Building Remote Team Culture

Most DTC supplement brands at $50K-$200K/month operate with partially or fully remote teams. Remote culture requires intentional design because the informal interactions that build relationships in shared spaces do not happen by default.

Weekly all-hands, 15 minutes maximum: Each team member shares one win, one challenge, and one priority. Two to three minutes per person. This meeting is for visibility and connection, not problem-solving. Meetings that expand to 45 minutes kill momentum and breed resentment.

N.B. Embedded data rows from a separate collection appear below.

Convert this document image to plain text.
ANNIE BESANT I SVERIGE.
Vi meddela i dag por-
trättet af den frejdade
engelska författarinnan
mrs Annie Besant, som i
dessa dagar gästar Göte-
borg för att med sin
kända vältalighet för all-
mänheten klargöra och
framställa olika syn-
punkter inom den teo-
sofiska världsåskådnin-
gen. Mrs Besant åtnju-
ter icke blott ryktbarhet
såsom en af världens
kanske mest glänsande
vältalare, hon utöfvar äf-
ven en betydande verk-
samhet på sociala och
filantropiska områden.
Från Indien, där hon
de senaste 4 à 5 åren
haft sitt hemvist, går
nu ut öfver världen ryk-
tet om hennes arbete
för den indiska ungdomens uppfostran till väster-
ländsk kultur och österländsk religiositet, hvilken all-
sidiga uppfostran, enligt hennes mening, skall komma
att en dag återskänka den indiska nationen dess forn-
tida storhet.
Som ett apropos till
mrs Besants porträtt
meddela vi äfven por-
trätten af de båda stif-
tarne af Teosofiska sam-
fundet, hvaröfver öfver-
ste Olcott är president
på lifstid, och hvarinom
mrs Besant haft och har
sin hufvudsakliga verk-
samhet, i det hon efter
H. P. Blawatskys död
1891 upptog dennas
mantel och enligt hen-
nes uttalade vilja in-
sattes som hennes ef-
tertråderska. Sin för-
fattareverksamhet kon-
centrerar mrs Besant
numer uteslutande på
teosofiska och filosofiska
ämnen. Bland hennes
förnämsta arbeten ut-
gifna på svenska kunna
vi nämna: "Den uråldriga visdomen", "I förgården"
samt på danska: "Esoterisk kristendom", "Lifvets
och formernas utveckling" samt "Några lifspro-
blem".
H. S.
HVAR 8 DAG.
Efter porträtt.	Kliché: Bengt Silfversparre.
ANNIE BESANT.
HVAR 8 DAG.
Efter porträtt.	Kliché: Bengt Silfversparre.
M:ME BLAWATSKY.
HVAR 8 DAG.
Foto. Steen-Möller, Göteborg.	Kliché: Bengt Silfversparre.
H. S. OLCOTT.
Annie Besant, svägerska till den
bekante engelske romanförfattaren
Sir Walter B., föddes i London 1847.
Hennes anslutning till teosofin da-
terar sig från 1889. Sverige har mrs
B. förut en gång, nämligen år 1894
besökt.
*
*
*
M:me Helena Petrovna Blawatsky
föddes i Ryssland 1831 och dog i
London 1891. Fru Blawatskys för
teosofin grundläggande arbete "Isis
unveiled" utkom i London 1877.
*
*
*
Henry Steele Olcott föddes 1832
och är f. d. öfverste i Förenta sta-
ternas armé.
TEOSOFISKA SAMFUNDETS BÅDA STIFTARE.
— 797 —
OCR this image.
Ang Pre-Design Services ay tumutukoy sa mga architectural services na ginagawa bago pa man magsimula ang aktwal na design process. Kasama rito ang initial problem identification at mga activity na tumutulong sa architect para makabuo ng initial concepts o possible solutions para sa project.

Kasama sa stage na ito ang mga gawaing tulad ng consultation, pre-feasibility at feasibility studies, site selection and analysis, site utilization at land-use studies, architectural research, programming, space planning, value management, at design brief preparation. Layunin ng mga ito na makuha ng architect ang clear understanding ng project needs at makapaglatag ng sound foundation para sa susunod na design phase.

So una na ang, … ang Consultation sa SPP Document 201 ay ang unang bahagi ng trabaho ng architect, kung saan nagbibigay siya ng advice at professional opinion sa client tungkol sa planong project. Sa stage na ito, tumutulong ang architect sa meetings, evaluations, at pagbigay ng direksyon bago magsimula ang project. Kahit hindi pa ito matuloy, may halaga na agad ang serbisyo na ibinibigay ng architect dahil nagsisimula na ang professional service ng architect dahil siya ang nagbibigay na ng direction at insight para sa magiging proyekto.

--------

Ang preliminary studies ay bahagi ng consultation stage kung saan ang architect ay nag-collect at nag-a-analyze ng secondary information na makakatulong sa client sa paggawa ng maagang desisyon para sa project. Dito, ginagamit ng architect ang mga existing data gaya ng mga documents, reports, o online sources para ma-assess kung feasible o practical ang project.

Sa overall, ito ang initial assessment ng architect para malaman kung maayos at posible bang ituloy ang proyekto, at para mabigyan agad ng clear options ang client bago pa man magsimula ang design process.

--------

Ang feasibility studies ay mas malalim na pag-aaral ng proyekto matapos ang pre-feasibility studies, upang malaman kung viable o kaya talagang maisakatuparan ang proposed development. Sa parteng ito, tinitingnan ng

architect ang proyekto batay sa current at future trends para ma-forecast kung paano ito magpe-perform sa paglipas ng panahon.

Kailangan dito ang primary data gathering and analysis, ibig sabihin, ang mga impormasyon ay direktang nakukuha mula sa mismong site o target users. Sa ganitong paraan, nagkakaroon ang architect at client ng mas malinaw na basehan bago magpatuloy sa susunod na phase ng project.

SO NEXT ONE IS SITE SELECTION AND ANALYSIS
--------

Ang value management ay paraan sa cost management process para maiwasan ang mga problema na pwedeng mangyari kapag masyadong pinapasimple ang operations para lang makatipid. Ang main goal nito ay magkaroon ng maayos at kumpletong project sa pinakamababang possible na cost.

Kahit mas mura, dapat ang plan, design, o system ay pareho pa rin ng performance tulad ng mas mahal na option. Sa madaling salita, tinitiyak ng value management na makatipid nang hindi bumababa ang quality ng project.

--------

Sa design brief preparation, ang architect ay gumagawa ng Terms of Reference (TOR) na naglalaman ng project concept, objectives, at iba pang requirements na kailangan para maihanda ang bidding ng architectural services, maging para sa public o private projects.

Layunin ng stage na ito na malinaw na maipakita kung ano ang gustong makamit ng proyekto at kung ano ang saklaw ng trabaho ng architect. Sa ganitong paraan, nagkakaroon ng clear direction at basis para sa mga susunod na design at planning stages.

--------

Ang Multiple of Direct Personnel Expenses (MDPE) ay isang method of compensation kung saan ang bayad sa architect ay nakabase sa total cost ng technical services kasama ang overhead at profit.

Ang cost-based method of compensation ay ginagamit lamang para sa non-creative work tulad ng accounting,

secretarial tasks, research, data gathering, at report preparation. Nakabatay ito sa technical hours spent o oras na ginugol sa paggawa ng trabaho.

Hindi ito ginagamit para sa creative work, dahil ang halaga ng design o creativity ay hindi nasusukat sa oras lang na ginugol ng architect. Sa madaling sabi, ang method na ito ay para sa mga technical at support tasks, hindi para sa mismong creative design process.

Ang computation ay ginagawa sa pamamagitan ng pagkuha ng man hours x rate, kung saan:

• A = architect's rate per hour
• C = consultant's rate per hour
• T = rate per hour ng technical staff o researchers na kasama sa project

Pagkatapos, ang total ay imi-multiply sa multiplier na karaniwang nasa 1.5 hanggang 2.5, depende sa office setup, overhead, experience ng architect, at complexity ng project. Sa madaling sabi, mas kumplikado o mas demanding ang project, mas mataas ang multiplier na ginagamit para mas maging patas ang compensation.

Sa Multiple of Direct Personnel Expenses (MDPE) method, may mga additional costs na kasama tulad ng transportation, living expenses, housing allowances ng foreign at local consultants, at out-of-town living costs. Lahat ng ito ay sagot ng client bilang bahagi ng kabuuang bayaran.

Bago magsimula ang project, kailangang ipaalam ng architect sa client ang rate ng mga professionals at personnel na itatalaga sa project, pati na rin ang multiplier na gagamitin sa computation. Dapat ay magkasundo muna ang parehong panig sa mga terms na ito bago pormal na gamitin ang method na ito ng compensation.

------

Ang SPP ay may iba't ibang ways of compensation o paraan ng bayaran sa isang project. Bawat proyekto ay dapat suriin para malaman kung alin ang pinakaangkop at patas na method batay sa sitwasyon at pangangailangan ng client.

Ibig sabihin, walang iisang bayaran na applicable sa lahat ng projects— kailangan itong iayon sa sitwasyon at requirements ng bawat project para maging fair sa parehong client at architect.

Async communication as default: Use Slack for quick questions, Loom for walkthroughs, and a project management tool for task tracking. Reserve synchronous communication for decisions that need discussion. Async-first respects everyone's time and works across time zones.

Documented decisions: When a decision is made, write down the reasoning and expected outcome. This prevents the "I thought we decided X" conversations and helps new team members understand historical context without requiring the founder to re-explain everything.

Shared metrics dashboard: Revenue, ad spend, ROAS, email revenue, subscription MRR, customer count, and profitability visible to the entire team. When everyone sees the same numbers, alignment happens naturally. The operations manager sees how a stockout affected revenue. The media buyer sees how new creative drove a spike. Shared visibility creates shared ownership.

Founder Burnout Prevention

Founder burnout is not a personal wellness issue. It is a business risk. A burned-out founder makes poor decisions and creates a toxic team environment.

The pattern is predictable. The founder works 65-70 hours per week to reach $10K-$15K/month. They hire someone and continue working 65 hours because they add new tasks to replace delegated ones. They hire again and still work 65 hours because managing people sits on top of work they never let go of.

If you are still working 65 hours per week after hiring two people, you are not delegating. You are paying for company while you burn out. After your first hire, weekly hours should drop to 50-55. After your second, 45-50. After your third, 40-45. If hours are not dropping, you are either hiring wrong, failing to document processes, or unable to relinquish control.

Kevin's Transition: From Solo to 50+

Kevin grew Inno Supps from a solo operation to a company with over 50 team members. That transition happened because he built systems that allowed other people to do excellent work. Three pillars:

Document: Every process in the founder's head is a bottleneck. Kevin documented manufacturing processes, quality standards, and operational procedures so anyone could execute without asking him. Every time someone asks how to do something, the answer should be "check the SOP." If the SOP does not exist, create it immediately.

Delegate: Assign clear ownership. Not "help me with inventory" but "you own inventory management, here is the SOP, here are the metrics, here is when you escalate." If every decision routes back to the founder, hiring creates more work, not less.

Trust: The hardest part. Letting someone else make decisions affecting your customers and brand requires a fundamental mindset shift. Trust must be extended before it is fully earned. Give people room for small mistakes. Correct them. Watch improvement. Expand authority as competence grows.

Culture at scale is not ping pong tables or retreats. It is the daily practice of documenting, delegating, trusting, and holding everyone accountable to quality. That is what carries a brand from side hustle to company.